A named tuple that contains the histogram and the bin_edges used in the histogram

graspologic.preprocessing.histogram_degree_centrality(graph: Union[networkx.classes.graph.Graph, networkx.classes.digraph.DiGraph], bin_directive: Union[int, List[Union[float, int]], numpy.ndarray, str] = 10) → graspologic.preprocessing.graph_cuts.DefinedHistogram[source]

Generates a histogram of the vertex degree centrality of the provided graph. Histogram function is fundamentally proxied through to numpy's histogram function, and bin selection follows numpy.histogram() processes.

Parameters:

graph : Union[nx.Graph, nx.DiGraph]

The graph. No changes will be made to it.

bin_directive : Union[int, List[Union[float, int]], numpy.ndarray, str]

Is passed directly through to numpy's "histogram" (and thus, "histogram_bin_edges") functions.

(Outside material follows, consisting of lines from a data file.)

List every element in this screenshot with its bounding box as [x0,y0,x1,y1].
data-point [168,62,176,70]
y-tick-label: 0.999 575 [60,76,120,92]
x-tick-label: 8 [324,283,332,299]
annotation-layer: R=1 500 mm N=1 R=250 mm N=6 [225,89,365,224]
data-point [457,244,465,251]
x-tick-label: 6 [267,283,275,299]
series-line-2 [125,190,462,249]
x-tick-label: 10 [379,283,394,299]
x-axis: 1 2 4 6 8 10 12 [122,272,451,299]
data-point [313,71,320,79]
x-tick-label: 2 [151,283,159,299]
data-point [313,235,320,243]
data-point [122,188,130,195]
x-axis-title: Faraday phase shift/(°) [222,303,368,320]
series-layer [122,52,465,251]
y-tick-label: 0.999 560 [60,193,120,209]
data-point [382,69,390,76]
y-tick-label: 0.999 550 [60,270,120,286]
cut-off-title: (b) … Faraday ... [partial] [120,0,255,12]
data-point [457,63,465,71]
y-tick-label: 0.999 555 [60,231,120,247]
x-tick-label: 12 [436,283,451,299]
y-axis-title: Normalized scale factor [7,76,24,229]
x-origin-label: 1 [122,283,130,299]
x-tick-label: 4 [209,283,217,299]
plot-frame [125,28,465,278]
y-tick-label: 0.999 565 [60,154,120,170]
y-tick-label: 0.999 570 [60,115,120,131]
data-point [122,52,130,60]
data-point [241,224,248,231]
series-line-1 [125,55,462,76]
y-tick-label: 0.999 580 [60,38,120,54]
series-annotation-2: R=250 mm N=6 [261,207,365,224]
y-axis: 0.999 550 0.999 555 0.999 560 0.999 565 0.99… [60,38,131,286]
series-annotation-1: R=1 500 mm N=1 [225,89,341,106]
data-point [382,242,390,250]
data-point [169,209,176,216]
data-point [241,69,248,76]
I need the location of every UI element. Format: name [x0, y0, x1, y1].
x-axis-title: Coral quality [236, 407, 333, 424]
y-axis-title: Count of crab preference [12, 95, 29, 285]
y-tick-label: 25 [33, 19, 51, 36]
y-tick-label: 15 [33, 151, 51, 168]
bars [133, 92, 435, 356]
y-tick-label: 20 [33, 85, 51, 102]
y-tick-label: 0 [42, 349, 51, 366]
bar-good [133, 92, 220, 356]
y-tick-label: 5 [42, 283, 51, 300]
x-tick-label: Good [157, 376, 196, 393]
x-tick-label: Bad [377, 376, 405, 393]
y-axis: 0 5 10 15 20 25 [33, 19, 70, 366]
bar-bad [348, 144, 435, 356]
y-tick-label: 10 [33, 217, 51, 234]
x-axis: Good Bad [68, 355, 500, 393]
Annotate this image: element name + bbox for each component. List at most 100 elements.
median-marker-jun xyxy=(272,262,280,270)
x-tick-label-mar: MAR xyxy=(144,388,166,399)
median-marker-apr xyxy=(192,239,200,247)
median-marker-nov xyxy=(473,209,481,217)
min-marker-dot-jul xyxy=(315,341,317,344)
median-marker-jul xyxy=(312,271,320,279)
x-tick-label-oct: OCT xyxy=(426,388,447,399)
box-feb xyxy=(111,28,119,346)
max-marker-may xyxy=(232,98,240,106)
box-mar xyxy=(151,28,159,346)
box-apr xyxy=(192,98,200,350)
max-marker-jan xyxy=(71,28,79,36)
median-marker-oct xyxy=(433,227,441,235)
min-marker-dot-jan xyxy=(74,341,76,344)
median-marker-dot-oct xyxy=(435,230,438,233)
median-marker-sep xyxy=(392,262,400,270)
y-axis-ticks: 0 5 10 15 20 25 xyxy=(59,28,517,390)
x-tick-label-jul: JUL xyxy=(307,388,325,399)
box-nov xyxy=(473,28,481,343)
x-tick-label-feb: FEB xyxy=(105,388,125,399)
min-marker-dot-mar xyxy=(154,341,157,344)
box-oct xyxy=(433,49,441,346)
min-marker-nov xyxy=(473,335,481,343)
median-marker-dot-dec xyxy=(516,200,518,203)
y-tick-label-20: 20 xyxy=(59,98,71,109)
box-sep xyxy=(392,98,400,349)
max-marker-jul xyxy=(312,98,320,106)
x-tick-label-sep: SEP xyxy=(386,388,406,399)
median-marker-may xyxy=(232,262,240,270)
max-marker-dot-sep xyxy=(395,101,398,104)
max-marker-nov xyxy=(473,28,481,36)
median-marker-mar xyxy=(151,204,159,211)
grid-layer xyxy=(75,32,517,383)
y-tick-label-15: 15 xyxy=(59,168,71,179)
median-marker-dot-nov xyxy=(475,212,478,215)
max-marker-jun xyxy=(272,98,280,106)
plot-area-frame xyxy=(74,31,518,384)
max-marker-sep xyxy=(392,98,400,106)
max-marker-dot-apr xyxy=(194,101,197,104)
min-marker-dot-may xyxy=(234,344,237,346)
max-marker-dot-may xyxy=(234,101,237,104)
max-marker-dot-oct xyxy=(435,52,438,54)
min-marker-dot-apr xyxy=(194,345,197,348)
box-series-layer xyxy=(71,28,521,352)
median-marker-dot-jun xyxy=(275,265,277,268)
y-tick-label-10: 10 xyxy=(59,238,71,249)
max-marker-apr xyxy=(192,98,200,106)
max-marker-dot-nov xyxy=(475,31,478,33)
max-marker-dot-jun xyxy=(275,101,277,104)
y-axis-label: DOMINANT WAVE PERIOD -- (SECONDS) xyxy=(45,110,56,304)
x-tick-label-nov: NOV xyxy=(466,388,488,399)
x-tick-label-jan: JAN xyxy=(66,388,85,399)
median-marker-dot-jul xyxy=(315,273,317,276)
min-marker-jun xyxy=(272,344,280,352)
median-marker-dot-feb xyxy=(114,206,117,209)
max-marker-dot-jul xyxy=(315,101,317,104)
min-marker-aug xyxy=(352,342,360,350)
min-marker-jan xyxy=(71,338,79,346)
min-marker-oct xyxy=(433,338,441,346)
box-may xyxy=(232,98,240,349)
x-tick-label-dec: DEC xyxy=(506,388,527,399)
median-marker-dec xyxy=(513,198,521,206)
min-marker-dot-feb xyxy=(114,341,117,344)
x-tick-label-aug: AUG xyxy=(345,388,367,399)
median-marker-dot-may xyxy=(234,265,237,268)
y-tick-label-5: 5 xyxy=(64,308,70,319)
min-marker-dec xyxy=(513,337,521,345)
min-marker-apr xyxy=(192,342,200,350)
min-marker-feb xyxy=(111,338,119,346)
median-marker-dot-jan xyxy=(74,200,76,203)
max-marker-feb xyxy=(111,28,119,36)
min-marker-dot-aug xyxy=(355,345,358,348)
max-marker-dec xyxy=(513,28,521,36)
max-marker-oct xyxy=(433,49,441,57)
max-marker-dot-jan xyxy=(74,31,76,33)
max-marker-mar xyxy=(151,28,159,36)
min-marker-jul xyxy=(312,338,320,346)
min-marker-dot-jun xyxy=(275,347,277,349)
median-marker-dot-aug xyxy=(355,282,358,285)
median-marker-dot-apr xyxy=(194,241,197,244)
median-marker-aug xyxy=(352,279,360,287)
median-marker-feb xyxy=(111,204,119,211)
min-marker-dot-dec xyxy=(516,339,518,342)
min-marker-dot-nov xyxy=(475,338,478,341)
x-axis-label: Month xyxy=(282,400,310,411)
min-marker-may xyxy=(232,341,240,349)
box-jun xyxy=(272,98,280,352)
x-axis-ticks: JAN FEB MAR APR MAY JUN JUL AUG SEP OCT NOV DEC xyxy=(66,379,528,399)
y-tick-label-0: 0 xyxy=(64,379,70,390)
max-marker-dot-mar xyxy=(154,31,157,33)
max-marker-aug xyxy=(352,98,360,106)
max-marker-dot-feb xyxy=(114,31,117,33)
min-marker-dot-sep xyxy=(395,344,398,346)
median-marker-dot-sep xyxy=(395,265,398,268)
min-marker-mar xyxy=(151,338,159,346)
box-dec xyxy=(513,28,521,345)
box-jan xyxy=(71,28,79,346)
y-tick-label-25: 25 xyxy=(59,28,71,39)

See: numpy.histogram_bin_edges()

In short: if an int is provided, we use bin_directive number of equal range bins.

If a sequence is provided, these bin edges will be used and can be sized to whatever size you prefer

Note that the numpy.ndarray should be ndim=1 and the values should be float or int.

Returns:

DefinedHistogram

A named tuple that contains the histogram and the bin_edges used in the histogram

graspologic.preprocessing.histogram_edge_weight(graph: Union[networkx.classes.graph.Graph, networkx.classes.digraph.DiGraph], bin_directive: Union[int, List[Union[float, int]], numpy.ndarray, str] = 10, weight_attribute: str = 'weight') → graspologic.preprocessing.graph_cuts.DefinedHistogram[source]

Generates a histogram of the edge weights of the provided graph. Histogram function is fundamentally proxied through to numpy's histogram function, and bin selection follows numpy.histogram() processes.

Parameters:

graph : nx.Graph

The graph. No changes will be made to it.

bin_directive : Union[int, List[Union[float, int]], numpy.ndarray, str]

Is passed directly through to numpy's "histogram" (and thus, "histogram_bin_edges") functions.

See: numpy.histogram_bin_edges()

In short: if an int is provided, we use bin_directive number of equal range bins.

If a sequence is provided, these bin edges will be used and can be sized to whatever size you prefer

Note that the numpy.ndarray should be ndim=1 and the values should be float or int.

weight_attribute : str

The weight attribute name in the data dictionary. Default is weight.

Returns:

DefinedHistogram

A named tuple that contains the histogram and the bin_edges used in the histogram

Notes

Edges without a weight_attribute field will be excluded from this histogram. Enable logging to view any messages about edges without weights.